Once Works Well was pure technology. Now it seeks merely to divert.
Pansy subjects - Verse! Opera! Domestic trivia! - are now commonplace.
The 300-word limit for posts is retained. The ego is enlarged

Friday 25 March 2011

Put not your faith in chic plumbing

FASHIONABLE SINK, part 2. Installed in the en suite at a high level so I may spit toothpaste accurately without bending. So high that Grandson Zach cannot reach the taps and has complained. What the heck, there are other sinks in the house. A plug and chain would be atavistic bling so the plug is a pusher: down for closed, down again for open. Now the plug action jams. Fashion failing to follow function.

FOUR STARS Social Network is a movie about the evolution of Facebook, an Internet facility I have never used. It got rave reviews but it’s about youth’s arrogance and I didn’t expect to like it. The first ten minutes, where two Harvard undergrads destroy themselves socially in a noisy restaurant needed sub-titles. The movie is ugly, monomaniacal and esoteric; it is also a brilliant take on one aspect of life in the twenty-first century. The script, where heard and decoded, was utterly inevitable and written by Aaron Sorkin, who famously wrote The West Wing.

THE LOVE PROBLEM 38, 348 words. Chapter Seven: No flying; Jana involved in Sunday lunch at the Bayonne house where she lodges with a French family. Terrible wine. Flowers for grandmother’s grave.

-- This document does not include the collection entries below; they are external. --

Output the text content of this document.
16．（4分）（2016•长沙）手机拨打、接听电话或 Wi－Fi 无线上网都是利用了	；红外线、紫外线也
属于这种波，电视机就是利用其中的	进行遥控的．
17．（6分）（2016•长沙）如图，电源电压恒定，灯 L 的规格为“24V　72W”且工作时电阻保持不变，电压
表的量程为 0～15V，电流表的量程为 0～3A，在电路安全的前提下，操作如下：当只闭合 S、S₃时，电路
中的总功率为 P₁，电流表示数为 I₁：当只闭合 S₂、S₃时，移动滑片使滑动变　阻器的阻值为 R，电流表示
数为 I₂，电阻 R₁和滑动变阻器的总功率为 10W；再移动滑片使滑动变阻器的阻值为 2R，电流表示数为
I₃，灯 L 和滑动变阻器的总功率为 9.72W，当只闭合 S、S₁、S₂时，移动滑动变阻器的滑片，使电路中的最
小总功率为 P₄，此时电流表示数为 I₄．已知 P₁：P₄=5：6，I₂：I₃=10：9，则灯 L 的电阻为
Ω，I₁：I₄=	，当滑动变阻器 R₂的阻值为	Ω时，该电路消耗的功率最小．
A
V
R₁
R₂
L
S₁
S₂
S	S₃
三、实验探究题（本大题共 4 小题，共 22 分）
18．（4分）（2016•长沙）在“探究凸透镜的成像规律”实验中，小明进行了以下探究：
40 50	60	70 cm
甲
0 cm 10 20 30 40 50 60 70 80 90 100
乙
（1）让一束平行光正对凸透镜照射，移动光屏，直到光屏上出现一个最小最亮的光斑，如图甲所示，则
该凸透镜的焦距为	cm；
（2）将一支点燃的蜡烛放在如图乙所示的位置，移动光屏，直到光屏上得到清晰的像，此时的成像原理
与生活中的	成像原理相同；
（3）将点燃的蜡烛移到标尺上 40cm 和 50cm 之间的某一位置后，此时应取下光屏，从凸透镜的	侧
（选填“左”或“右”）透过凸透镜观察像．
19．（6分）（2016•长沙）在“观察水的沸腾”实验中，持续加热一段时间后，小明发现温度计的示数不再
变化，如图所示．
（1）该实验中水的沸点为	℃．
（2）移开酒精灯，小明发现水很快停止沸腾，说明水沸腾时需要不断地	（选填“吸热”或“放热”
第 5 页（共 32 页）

Imaginary birthday present for me: Magician directs Jana to a diner in New Jersey where we meet in the flesh for breakfast. Juice and the cornucopia-coffee-cup to begin with. She reserved and slightly suspicious, no less so when I reach out, take her hands and kiss her stubby finger-ends, saying: “Speak, angel!” (Angel is her loving mother’s preferred term of affection).

Germ of the next novel: A handsome, skilful woman is struck down professionally and rehabilitated.

4 comments:

Lucy said...

Here post haste after your jump to the top of the heap at mine!

I was somewhere the other day where there was one of thsoe handbasins that looked like a large glass salad bowl on a table.

Rouchswalwe said...

Leap frog! I've been left in the dust, although I've updated since. Alas Lucy, it seems that the Fünffingerplätzje' has already gummed the works with umlauts like BB's sink. BB, are you singing in German in the bathroom? The plug action may be confused. For the hero of your next novel, a bicultural plumber who pursues an operatic career.

Unknown said...

My goodness, Jana slightly suspicious! So would you be I expect if you unepectedly met your maker in a New Jersey diner.

Roderick Robinson said...

Lucy: I suppose one of those handbasins would allow you to examine your feet while cleaning your teeth. Otherwise, I'd opt for opaqueness.

RW (zS): I don't sing in the bathroom, only in the kitchen where the acoustics are perfect and I have a good view over the garden. The hero of my next novel (professional woman falls then rises) could be Stephanie Flanders, BBC economics editor of whom I have already written and posted verse. Thinly disguised, of course. She is fired and then... ?

Plutarch: You made me laugh, I must confess, even though I sometimes feel the roles are reversed: that Jana somehow created a new version of BB.